Hell, even if they are experts on the subject, the best they can do is tell you what goes into staying together for what, three years?

In the end, I’m left with a story that makes patently ludicrous claims, and does so in a way that the Science editors at CNN should be ashamed of. Whoever produced this story has no business being a reporter, let alone a science reporter, and the editor who let it slip past him or her – onto the home page of CNN.com, ferchrissakes – needs to be shipped back to the Fashion desk posthaste, preferably at the Fargo bureau.
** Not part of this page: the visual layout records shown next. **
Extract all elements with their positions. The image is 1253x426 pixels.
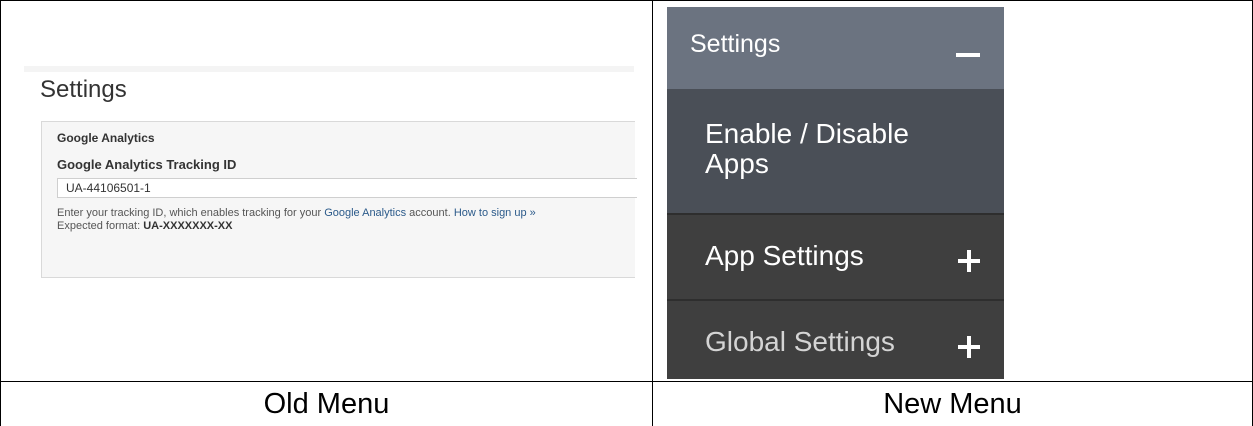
comparison-table: Settings Google Analytics Google Analyti… bbox=[0, 0, 1253, 426]
enable-disable-apps-label: Enable / Disable Apps bbox=[705, 118, 909, 179]
settings-menu-header[interactable]: Settings bbox=[667, 7, 1004, 89]
table-border-top bbox=[0, 0, 1253, 1]
google-analytics-panel: Google Analytics Google Analytics Tracki… bbox=[41, 121, 637, 278]
new-menu-screenshot: Settings Enable / Disable Apps App Setti… bbox=[667, 7, 1004, 379]
format-text: Expected format: bbox=[57, 220, 144, 232]
old-menu-screenshot: Settings Google Analytics Google Analyti… bbox=[24, 66, 637, 296]
table-border-middle bbox=[652, 0, 653, 426]
table-border-left bbox=[0, 0, 1, 426]
how-to-sign-up-link[interactable]: How to sign up » bbox=[454, 207, 536, 219]
expand-plus-icon[interactable] bbox=[958, 250, 980, 272]
new-menu-caption: New Menu bbox=[883, 388, 1022, 420]
expand-plus-icon[interactable] bbox=[958, 336, 980, 358]
format-value: UA-XXXXXXX-XX bbox=[143, 220, 233, 232]
old-settings-title: Settings bbox=[40, 76, 127, 103]
menu-item-app-settings[interactable]: App Settings bbox=[667, 215, 1004, 299]
help-text: Enter your tracking ID, which enables tr… bbox=[57, 207, 325, 219]
help-text-mid: account. bbox=[406, 207, 454, 219]
table-border-row bbox=[0, 381, 1253, 382]
app-settings-label: App Settings bbox=[705, 240, 864, 271]
tracking-id-input[interactable]: UA-44106501-1 bbox=[57, 178, 637, 198]
google-analytics-link[interactable]: Google Analytics bbox=[324, 207, 406, 219]
menu-item-enable-disable-apps[interactable]: Enable / Disable Apps bbox=[667, 89, 1004, 213]
global-settings-label: Global Settings bbox=[705, 326, 895, 357]
tracking-id-help: Enter your tracking ID, which enables tr… bbox=[57, 207, 536, 233]
menu-item-global-settings[interactable]: Global Settings bbox=[667, 301, 1004, 379]
tracking-id-label: Google Analytics Tracking ID bbox=[57, 157, 237, 172]
google-analytics-heading: Google Analytics bbox=[57, 131, 155, 145]
settings-menu-label: Settings bbox=[690, 30, 781, 58]
old-menu-topbar bbox=[24, 66, 634, 72]
old-menu-caption: Old Menu bbox=[263, 388, 390, 420]
collapse-minus-icon[interactable] bbox=[956, 53, 980, 57]
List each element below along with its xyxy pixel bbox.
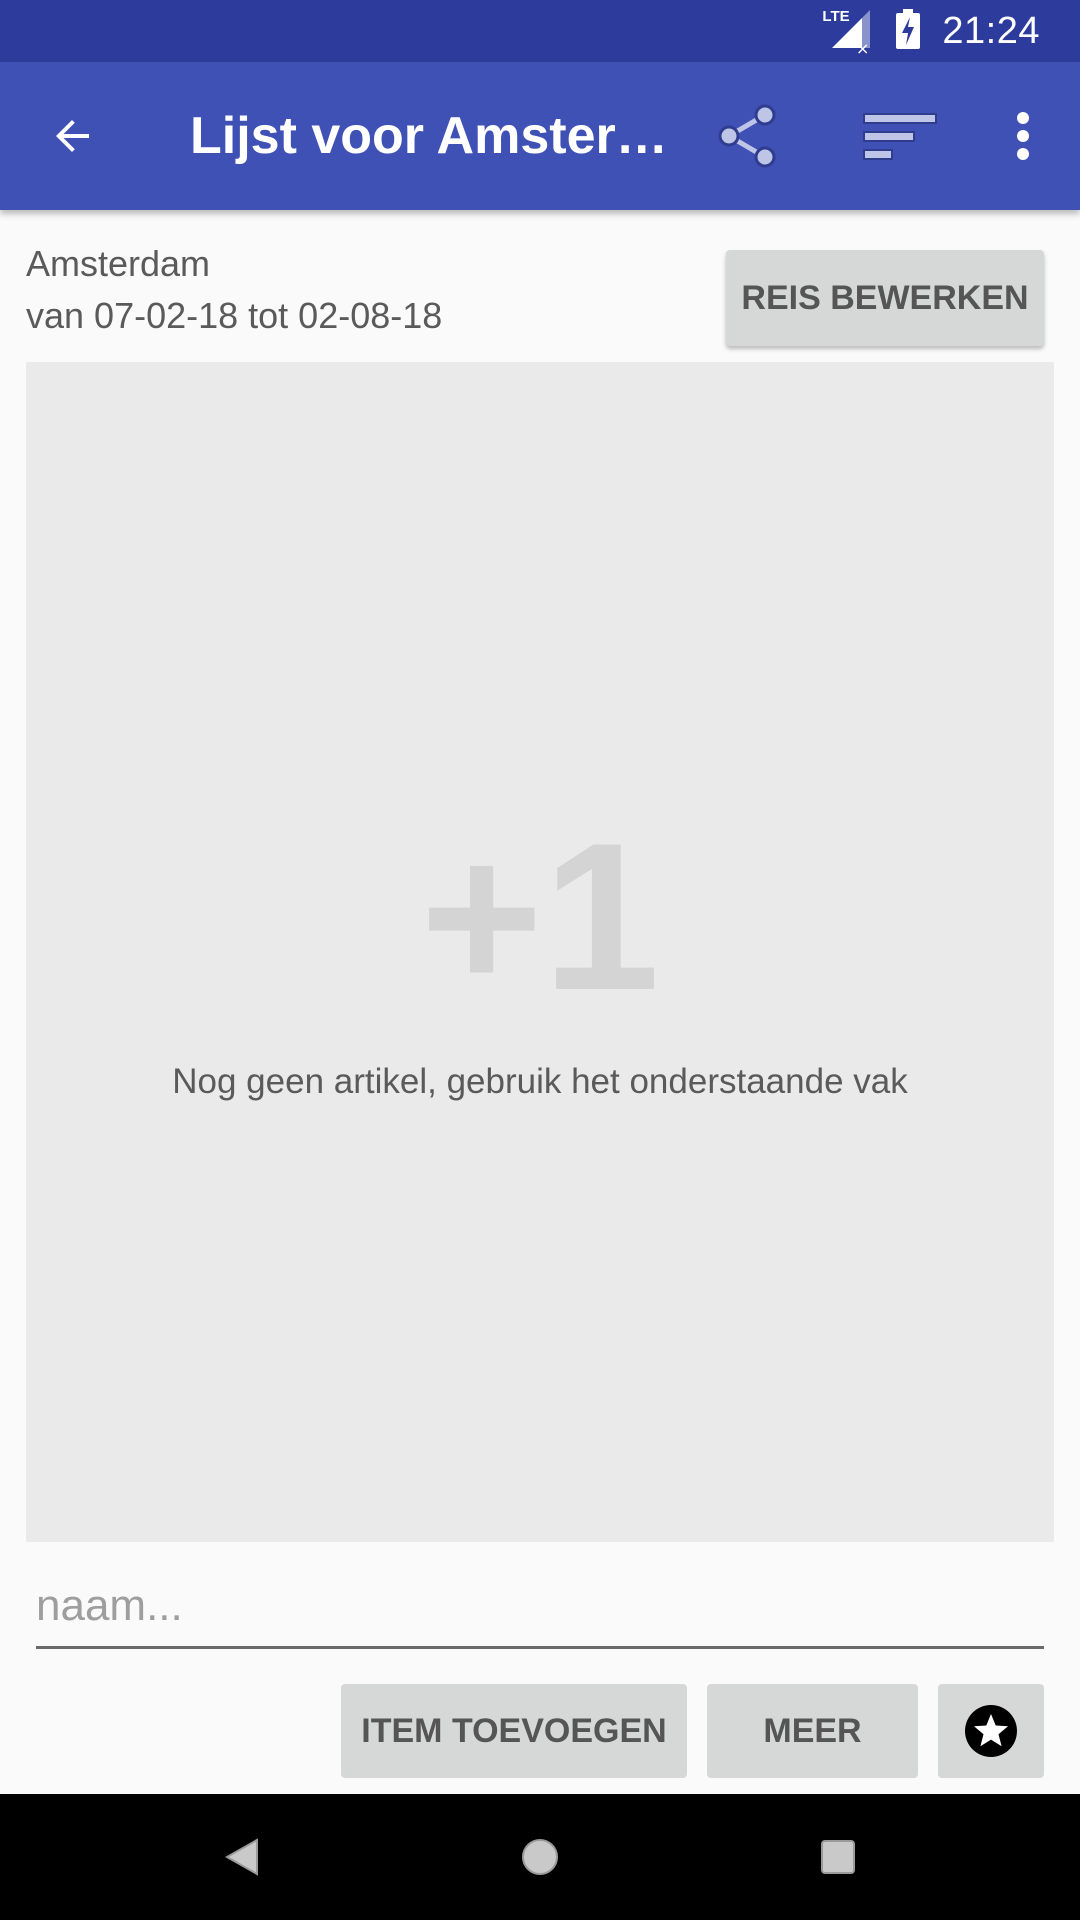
back-button[interactable] xyxy=(18,62,128,210)
trip-info: Amsterdam van 07-02-18 tot 02-08-18 xyxy=(26,238,442,342)
home-nav-icon xyxy=(522,1839,558,1875)
battery-charging-icon xyxy=(896,8,921,54)
item-list-empty-state: +1 Nog geen artikel, gebruik het onderst… xyxy=(26,362,1054,1542)
trip-dates: van 07-02-18 tot 02-08-18 xyxy=(26,295,443,336)
more-button[interactable]: MEER xyxy=(707,1684,918,1778)
sort-icon xyxy=(863,113,937,160)
app-bar: Lijst voor Amster… xyxy=(0,62,1080,210)
status-time: 21:24 xyxy=(942,9,1040,52)
system-nav-bar xyxy=(0,1794,1080,1920)
star-icon xyxy=(965,1705,1017,1757)
empty-counter: +1 xyxy=(420,799,660,1034)
nav-back-button[interactable] xyxy=(182,1794,302,1920)
nav-recents-button[interactable] xyxy=(778,1794,898,1920)
status-bar: LTE × 21:24 xyxy=(0,0,1080,62)
empty-message: Nog geen artikel, gebruik het onderstaan… xyxy=(172,1062,908,1101)
back-arrow-icon xyxy=(56,120,89,152)
overflow-menu-button[interactable] xyxy=(968,62,1078,210)
trip-city: Amsterdam xyxy=(26,243,211,284)
add-item-button[interactable]: ITEM TOEVOEGEN xyxy=(341,1684,687,1778)
nav-home-button[interactable] xyxy=(480,1794,600,1920)
share-icon xyxy=(718,104,776,168)
back-nav-icon xyxy=(225,1838,258,1876)
edit-trip-button[interactable]: REIS BEWERKEN xyxy=(726,250,1044,346)
item-name-input[interactable] xyxy=(36,1566,1044,1649)
share-button[interactable] xyxy=(693,62,803,210)
signal-icon: LTE × xyxy=(822,8,874,54)
svg-text:×: × xyxy=(856,39,869,54)
sort-button[interactable] xyxy=(845,62,955,210)
status-icons: LTE × 21:24 xyxy=(822,0,1040,62)
page-title: Lijst voor Amster… xyxy=(190,107,668,165)
favorites-button[interactable] xyxy=(938,1684,1044,1778)
more-vert-icon xyxy=(1017,112,1029,160)
recents-nav-icon xyxy=(821,1840,855,1874)
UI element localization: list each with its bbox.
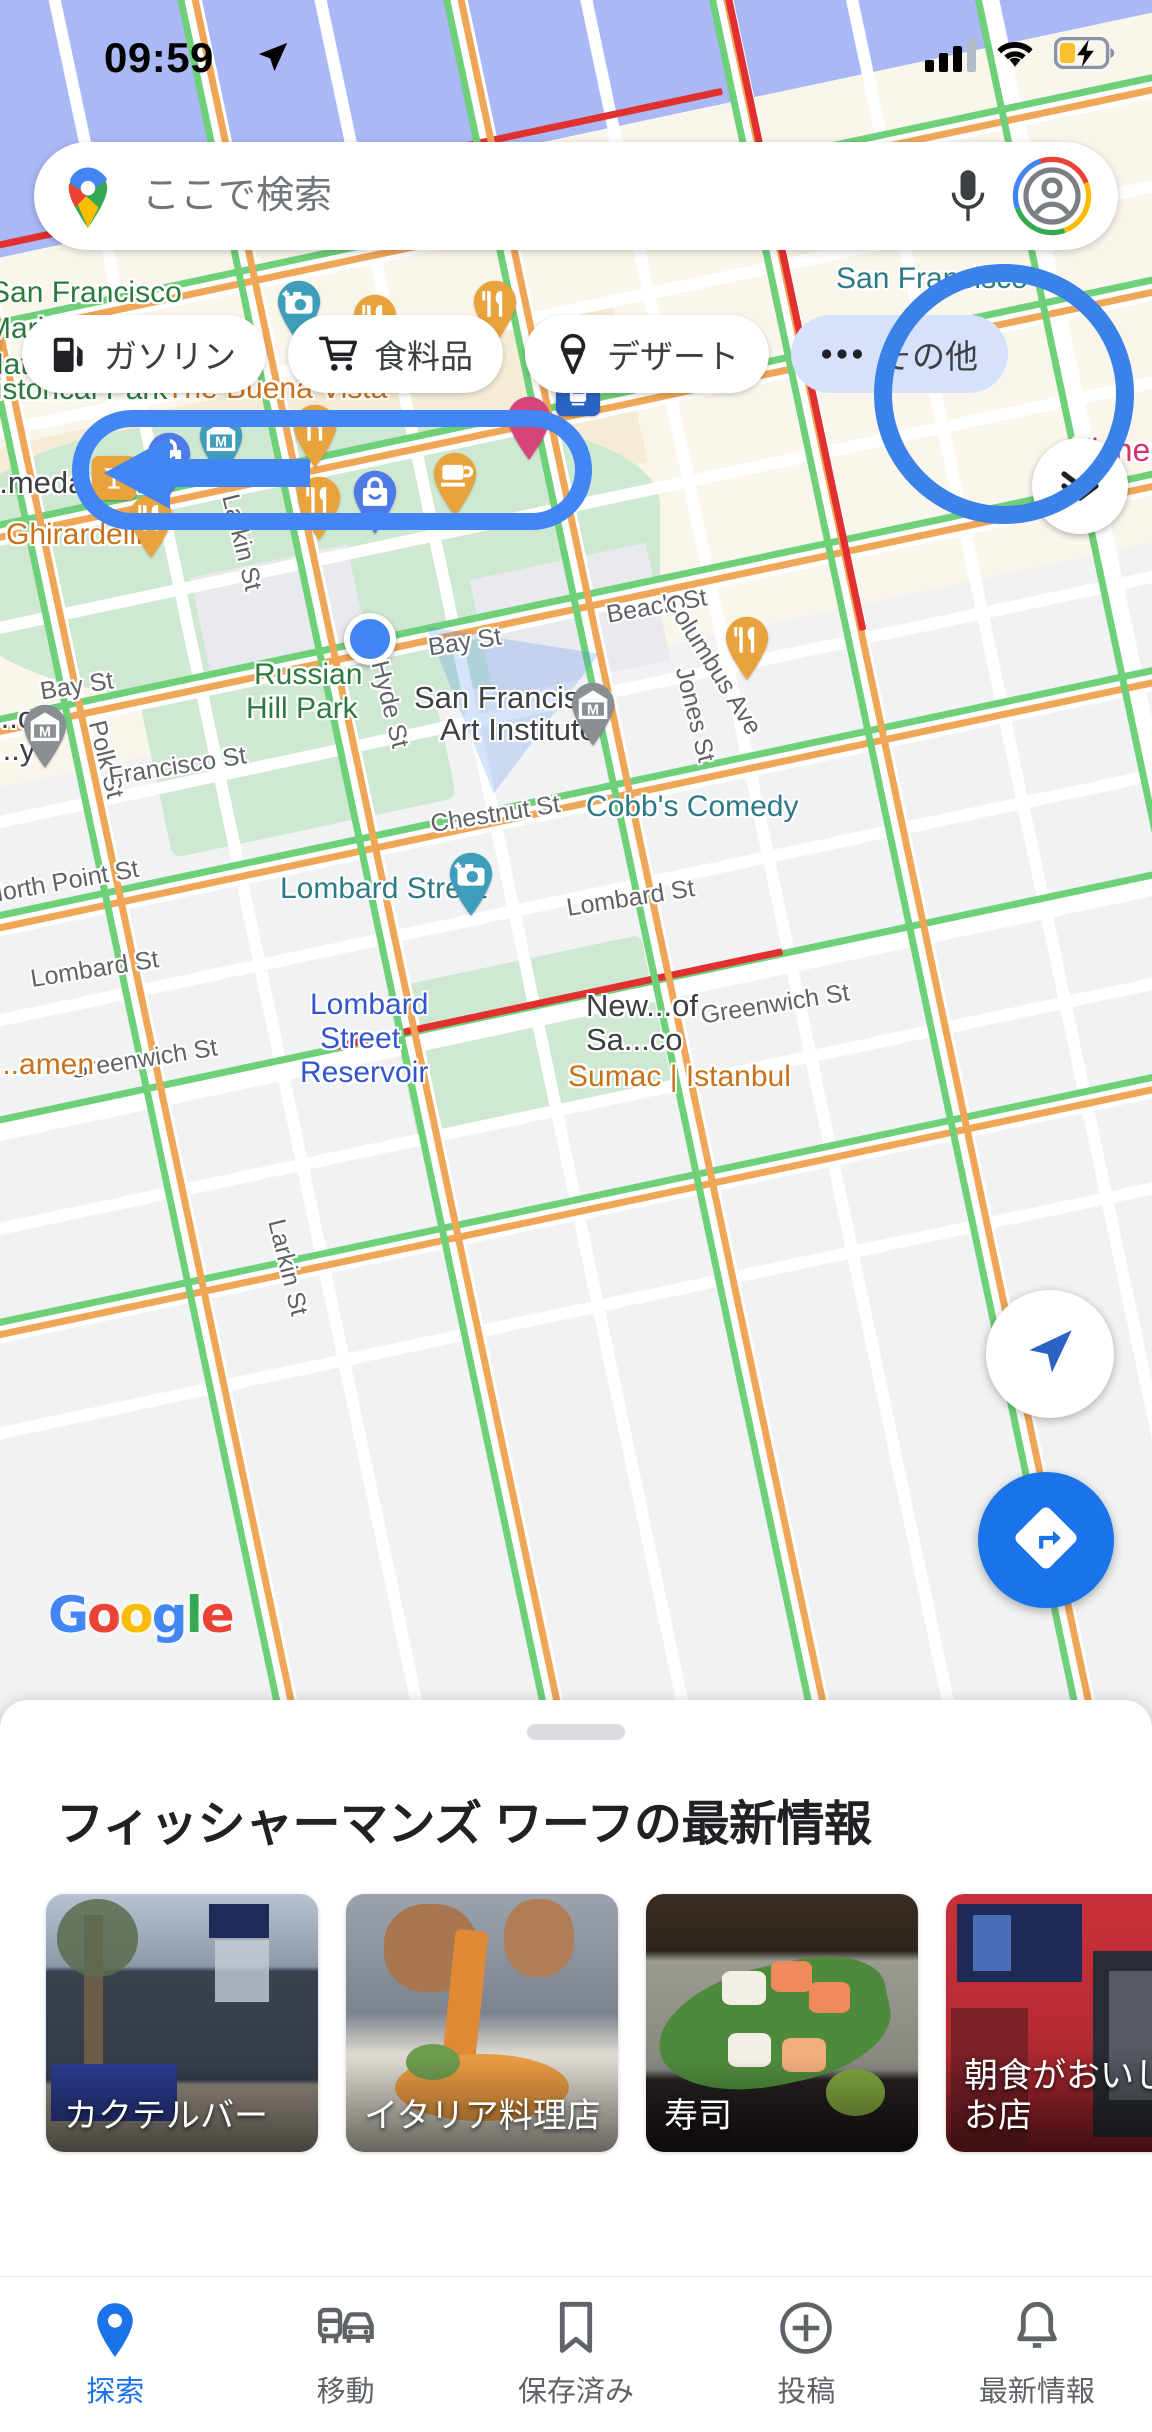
nav-item-transit-go[interactable]: 移動 — [230, 2299, 460, 2410]
map-place-label[interactable]: San Francisco — [0, 276, 182, 310]
map-place-label[interactable]: New...of — [586, 988, 698, 1024]
svg-text:M: M — [39, 724, 51, 740]
map-place-label[interactable]: Street — [320, 1022, 400, 1056]
nav-item-label: 探索 — [86, 2376, 145, 2408]
map-roads — [0, 0, 1152, 1712]
card-caption: 朝食がおいしいお店 — [964, 2056, 1152, 2135]
search-input[interactable] — [116, 174, 938, 218]
bookmark-icon — [554, 2299, 598, 2357]
nav-item-label: 保存済み — [518, 2376, 635, 2408]
account-avatar-icon[interactable] — [1012, 156, 1092, 236]
bell-icon — [1014, 2299, 1060, 2357]
bottom-navigation[interactable]: 探索 移動 保存済み 投稿 最新情報 — [0, 2276, 1152, 2432]
gas-pump-icon — [52, 334, 88, 374]
carousel-card[interactable]: 朝食がおいしいお店 — [946, 1894, 1152, 2152]
museum-pin[interactable]: M — [566, 678, 620, 746]
map-place-label[interactable]: Reservoir — [300, 1056, 428, 1090]
chip-shopping-cart[interactable]: 食料品 — [288, 315, 503, 393]
sheet-title: フィッシャーマンズ ワーフの最新情報 — [56, 1798, 872, 1851]
nav-item-bell[interactable]: 最新情報 — [922, 2299, 1152, 2410]
card-caption: 寿司 — [664, 2096, 732, 2135]
directions-button[interactable] — [978, 1472, 1114, 1608]
navigation-arrow-icon — [1021, 1323, 1079, 1386]
chip-gas-pump[interactable]: ガソリン — [22, 315, 266, 393]
directions-turn-icon — [1014, 1506, 1078, 1575]
restaurant-pin[interactable] — [720, 612, 774, 680]
locate-me-button[interactable] — [986, 1290, 1114, 1418]
chip-label: デザート — [607, 338, 739, 375]
nav-item-label: 最新情報 — [978, 2376, 1095, 2408]
map-place-label[interactable]: Sumac | Istanbul — [568, 1060, 791, 1094]
google-logo: Google — [48, 1586, 235, 1644]
svg-text:M: M — [587, 702, 599, 718]
nav-item-bookmark[interactable]: 保存済み — [461, 2299, 691, 2410]
chip-label: ガソリン — [104, 338, 236, 375]
map-place-label[interactable]: Russian — [254, 658, 362, 692]
nav-item-plus-circle[interactable]: 投稿 — [691, 2299, 921, 2410]
shopping-cart-icon — [318, 334, 358, 374]
annotation-circle — [874, 264, 1134, 524]
nav-item-explore-pin[interactable]: 探索 — [0, 2299, 230, 2410]
nav-item-label: 移動 — [316, 2376, 375, 2408]
nav-item-label: 投稿 — [777, 2376, 836, 2408]
camera-pin[interactable] — [444, 848, 498, 916]
annotation-arrow-left — [100, 435, 310, 516]
card-caption: カクテルバー — [64, 2096, 268, 2135]
map-place-label[interactable]: Sa...co — [586, 1022, 683, 1058]
map-place-label[interactable]: Lombard — [310, 988, 428, 1022]
transit-go-icon — [317, 2299, 374, 2357]
map-place-label[interactable]: Cobb's Comedy — [586, 790, 799, 824]
explore-pin-icon — [91, 2299, 139, 2357]
map-place-label[interactable]: ...amen — [0, 1048, 94, 1082]
google-maps-pin-logo — [60, 164, 116, 228]
museum-pin[interactable]: M — [18, 700, 72, 768]
sheet-drag-handle[interactable] — [527, 1724, 625, 1740]
card-carousel[interactable]: カクテルバー イタリア料理店 寿司 朝食がおいしいお店 — [46, 1894, 1152, 2152]
carousel-card[interactable]: 寿司 — [646, 1894, 918, 2152]
plus-circle-icon — [779, 2299, 833, 2357]
bottom-sheet[interactable]: フィッシャーマンズ ワーフの最新情報 カクテルバー イタリア料理店 寿司 朝食がおいし… — [0, 1700, 1152, 2276]
more-dots-icon — [821, 346, 863, 362]
map-canvas[interactable]: Beach St Bay St Bay St North Point St Larkin… — [0, 0, 1152, 1712]
microphone-icon[interactable] — [938, 169, 998, 223]
search-bar[interactable] — [34, 142, 1118, 250]
chip-ice-cream[interactable]: デザート — [525, 315, 769, 393]
card-caption: イタリア料理店 — [364, 2096, 601, 2135]
carousel-card[interactable]: イタリア料理店 — [346, 1894, 618, 2152]
map-place-label[interactable]: Hill Park — [246, 692, 358, 726]
ice-cream-icon — [555, 333, 591, 375]
chip-label: 食料品 — [374, 338, 473, 375]
carousel-card[interactable]: カクテルバー — [46, 1894, 318, 2152]
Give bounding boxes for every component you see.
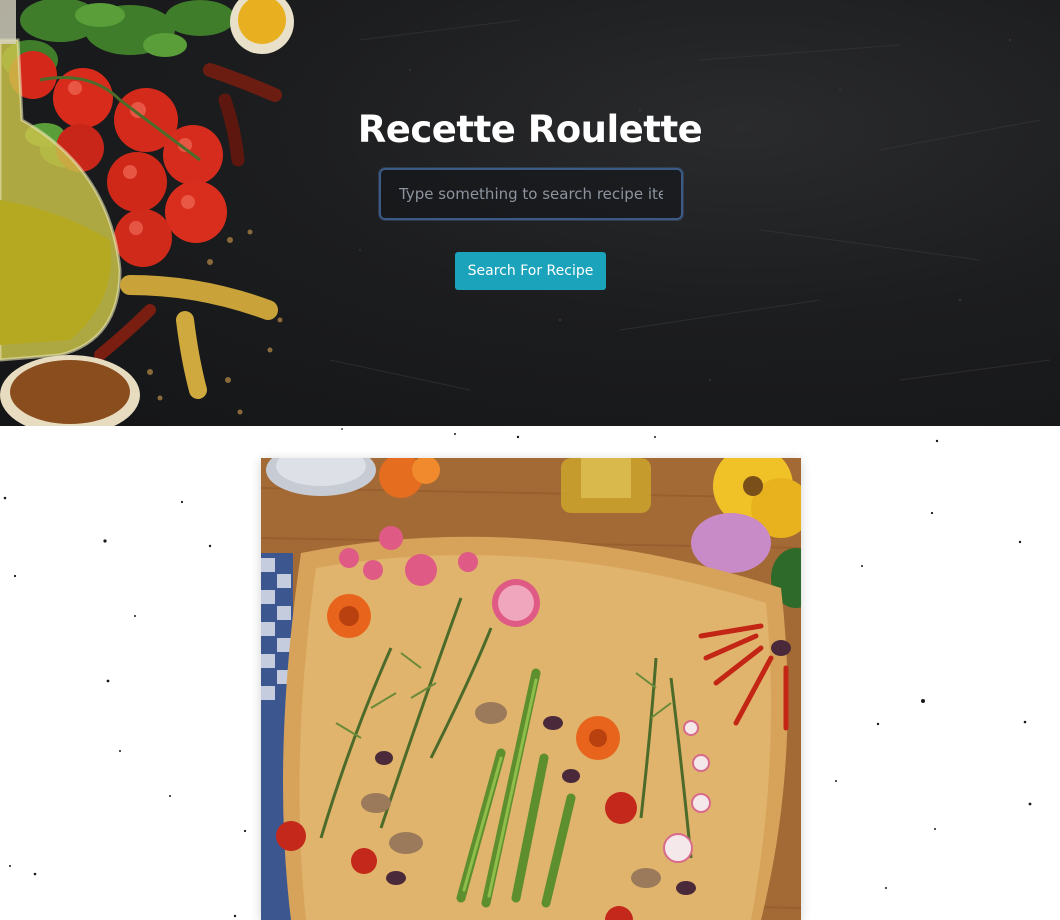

Our culture finds itself in an odd place re: science and technology. On the one hand, we’re daily producing volumes of advanced knowledge that scientists a mere generation ago couldn’t have imagined. It hurts my simple country boy head to ponder some of the things we now know and some of the challenges our researchers are now addressing. The tech curve is damned near vertical at the moment.

But the laity (that’s means common folk, for any CNN science reporters who may be reading this blog) seem less and less capable of understanding any of it. In the case of high-end theoretical research, that’s forgivable. But when it comes to the reporting and comprehension of basic research like the story here, there is simply no excuse.

While there’s plenty of blame for our public school system, the fact that the country’s Journalism schools are cranking out graduates who lack even the most rudimentary ability to evaluate research reports is nothing short of scandalous.

Our colleges and universities offer plenty of research methods courses, and it’s high time a semester or two became a prerequisite for a Journalism degree.